- Date: 7–13 November
- Edition: 1st
- Category: ATP Challenger 80
- Surface: Hard
- Location: Matsuyama, Japan

Champions

Singles
- Hong Seong-chan

Doubles
- Andrew Harris / John-Patrick Smith
- Matsuyama Challenger · 2023 →

= 2022 Matsuyama Challenger =

The 2022 Matsuyama Challenger was a professional tennis tournament played on hard courts. It was the 1st edition of the tournament, which was part of the 2022 ATP Challenger Tour. It took place in Matsuyama, Japan, between 7 and 13 November 2022.

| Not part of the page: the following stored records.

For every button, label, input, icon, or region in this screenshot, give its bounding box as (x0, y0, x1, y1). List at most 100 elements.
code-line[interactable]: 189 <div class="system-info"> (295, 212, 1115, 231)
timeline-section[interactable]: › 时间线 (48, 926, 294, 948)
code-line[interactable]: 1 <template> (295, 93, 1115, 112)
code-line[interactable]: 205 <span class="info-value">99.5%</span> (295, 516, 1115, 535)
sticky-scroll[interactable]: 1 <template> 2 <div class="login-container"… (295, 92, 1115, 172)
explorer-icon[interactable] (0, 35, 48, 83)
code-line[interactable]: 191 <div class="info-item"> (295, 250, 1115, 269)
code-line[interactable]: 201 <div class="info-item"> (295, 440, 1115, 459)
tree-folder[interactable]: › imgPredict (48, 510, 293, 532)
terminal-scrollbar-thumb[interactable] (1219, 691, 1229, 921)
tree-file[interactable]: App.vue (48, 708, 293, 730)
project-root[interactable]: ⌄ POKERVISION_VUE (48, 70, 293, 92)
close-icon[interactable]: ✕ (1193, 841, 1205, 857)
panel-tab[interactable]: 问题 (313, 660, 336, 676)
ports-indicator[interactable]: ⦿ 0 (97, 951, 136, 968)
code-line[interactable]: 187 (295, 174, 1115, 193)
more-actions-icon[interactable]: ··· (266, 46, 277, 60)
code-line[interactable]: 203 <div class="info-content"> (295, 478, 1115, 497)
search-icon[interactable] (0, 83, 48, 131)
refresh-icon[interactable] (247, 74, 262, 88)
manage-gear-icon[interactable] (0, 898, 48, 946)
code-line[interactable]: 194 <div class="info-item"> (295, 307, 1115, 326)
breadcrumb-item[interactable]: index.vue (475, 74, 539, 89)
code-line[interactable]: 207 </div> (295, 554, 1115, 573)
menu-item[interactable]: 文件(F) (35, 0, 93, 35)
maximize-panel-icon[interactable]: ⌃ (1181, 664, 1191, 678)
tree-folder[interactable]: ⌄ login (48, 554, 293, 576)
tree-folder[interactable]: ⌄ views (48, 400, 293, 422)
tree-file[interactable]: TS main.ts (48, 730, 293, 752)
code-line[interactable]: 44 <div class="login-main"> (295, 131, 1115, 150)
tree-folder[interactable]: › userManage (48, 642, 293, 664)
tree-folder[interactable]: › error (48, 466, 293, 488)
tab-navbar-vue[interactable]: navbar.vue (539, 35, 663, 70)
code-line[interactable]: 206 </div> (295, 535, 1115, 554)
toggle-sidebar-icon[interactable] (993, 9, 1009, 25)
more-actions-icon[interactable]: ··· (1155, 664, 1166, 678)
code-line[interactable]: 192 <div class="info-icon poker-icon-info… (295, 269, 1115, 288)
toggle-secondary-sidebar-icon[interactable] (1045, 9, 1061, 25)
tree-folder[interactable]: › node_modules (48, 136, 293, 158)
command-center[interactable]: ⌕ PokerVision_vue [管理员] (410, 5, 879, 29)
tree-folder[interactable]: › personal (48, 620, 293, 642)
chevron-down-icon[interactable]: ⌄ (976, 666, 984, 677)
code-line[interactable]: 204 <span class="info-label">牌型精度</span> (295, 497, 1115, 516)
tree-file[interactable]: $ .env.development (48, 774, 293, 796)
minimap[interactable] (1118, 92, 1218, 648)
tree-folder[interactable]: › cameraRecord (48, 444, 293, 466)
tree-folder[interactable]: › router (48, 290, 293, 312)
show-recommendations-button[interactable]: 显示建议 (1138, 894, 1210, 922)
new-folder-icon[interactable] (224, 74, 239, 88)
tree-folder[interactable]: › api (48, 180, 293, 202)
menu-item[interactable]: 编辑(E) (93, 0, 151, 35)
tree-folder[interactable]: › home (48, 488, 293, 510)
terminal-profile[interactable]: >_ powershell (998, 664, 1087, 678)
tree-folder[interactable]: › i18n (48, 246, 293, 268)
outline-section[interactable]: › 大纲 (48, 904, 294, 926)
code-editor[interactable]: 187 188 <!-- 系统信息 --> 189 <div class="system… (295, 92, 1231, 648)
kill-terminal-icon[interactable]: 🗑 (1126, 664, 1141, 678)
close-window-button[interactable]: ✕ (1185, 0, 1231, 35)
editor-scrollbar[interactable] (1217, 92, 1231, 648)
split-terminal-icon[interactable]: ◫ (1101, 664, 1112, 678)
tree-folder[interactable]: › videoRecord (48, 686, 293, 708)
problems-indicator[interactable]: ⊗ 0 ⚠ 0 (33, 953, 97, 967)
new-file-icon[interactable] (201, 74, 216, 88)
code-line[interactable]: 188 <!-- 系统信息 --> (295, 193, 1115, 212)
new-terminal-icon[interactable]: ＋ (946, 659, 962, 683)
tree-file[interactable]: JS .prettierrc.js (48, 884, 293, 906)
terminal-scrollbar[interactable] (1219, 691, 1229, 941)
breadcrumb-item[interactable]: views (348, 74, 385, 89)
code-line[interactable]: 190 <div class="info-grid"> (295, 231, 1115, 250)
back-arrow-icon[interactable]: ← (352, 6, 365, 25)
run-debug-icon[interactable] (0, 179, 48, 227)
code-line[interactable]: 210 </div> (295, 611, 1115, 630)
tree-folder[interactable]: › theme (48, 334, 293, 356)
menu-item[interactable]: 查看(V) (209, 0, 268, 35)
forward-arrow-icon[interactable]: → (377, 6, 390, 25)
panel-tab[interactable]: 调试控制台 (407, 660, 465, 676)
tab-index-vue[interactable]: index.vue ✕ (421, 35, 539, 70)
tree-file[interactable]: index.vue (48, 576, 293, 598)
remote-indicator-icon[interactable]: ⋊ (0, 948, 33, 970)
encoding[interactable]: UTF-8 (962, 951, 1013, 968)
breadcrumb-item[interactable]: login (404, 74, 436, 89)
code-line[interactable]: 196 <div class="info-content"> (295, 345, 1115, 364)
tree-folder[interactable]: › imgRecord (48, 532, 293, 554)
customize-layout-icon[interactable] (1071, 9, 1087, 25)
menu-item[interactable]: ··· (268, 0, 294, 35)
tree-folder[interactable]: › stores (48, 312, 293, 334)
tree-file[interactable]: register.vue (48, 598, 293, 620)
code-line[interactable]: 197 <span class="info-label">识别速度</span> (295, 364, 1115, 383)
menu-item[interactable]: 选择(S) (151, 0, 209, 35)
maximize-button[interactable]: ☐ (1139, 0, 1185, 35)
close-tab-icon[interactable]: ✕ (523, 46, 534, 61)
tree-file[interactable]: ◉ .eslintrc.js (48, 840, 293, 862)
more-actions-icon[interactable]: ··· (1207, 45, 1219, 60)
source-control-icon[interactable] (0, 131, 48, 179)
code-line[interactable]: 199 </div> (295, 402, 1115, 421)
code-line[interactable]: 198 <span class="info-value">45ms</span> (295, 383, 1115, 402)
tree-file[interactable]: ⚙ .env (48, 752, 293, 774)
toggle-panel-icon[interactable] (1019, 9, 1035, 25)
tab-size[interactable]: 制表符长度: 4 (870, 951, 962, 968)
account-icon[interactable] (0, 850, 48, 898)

==Singles main-draw entrants==

===Seeds===

| Country | Player | Rank^{1} | Seed |
|---|---|---|---|
| AUS | Christopher O'Connell | 102 | 1 |
| AUS | Rinky Hijikata | 159 | 2 |
| AUS | John Millman | 160 | 3 |
| JPN | Kaichi Uchida | 172 | 4 |
| FRA | Benoît Paire | 173 | 5 |
| BIH | Damir Džumhur | 179 | 6 |
| AUS | Li Tu | 197 | 7 |
| JPN | Rio Noguchi | 202 | 8 |

- ^{1} Rankings are as of 31 October 2022.

===Other entrants===
The following players received wildcards into the singles main draw:
- JPN Sho Katayama
- JPN Yusuke Kusuhara
- JPN Shintaro Mochizuki

The following player received entry into the singles main draw using a protected ranking:
- JPN Yūichi Sugita

The following player received entry into the singles main draw as a special exempt:
- TPE Hsu Yu-hsiou

The following player received entry into the singles main draw as an alternate:
- JPN Sho Shimabukuro

The following players received entry from the qualifying draw:
- KOR Hong Seong-chan
- TPE Jason Jung
- TUR Ergi Kırkın
- JPN Koki Matsuda
- IND Mukund Sasikumar
- JPN Shuichi Sekiguchi

The following players received entry as lucky losers:
- JPN Naoki Nakagawa
- JPN Yuta Shimizu

==Champions==

===Singles===

- KOR Hong Seong-chan def. TPE Wu Tung-lin 6–3, 6–2.

===Doubles===

- AUS Andrew Harris / AUS John-Patrick Smith def. JPN Toshihide Matsui / JPN Kaito Uesugi 6–3, 4–6, [10–8].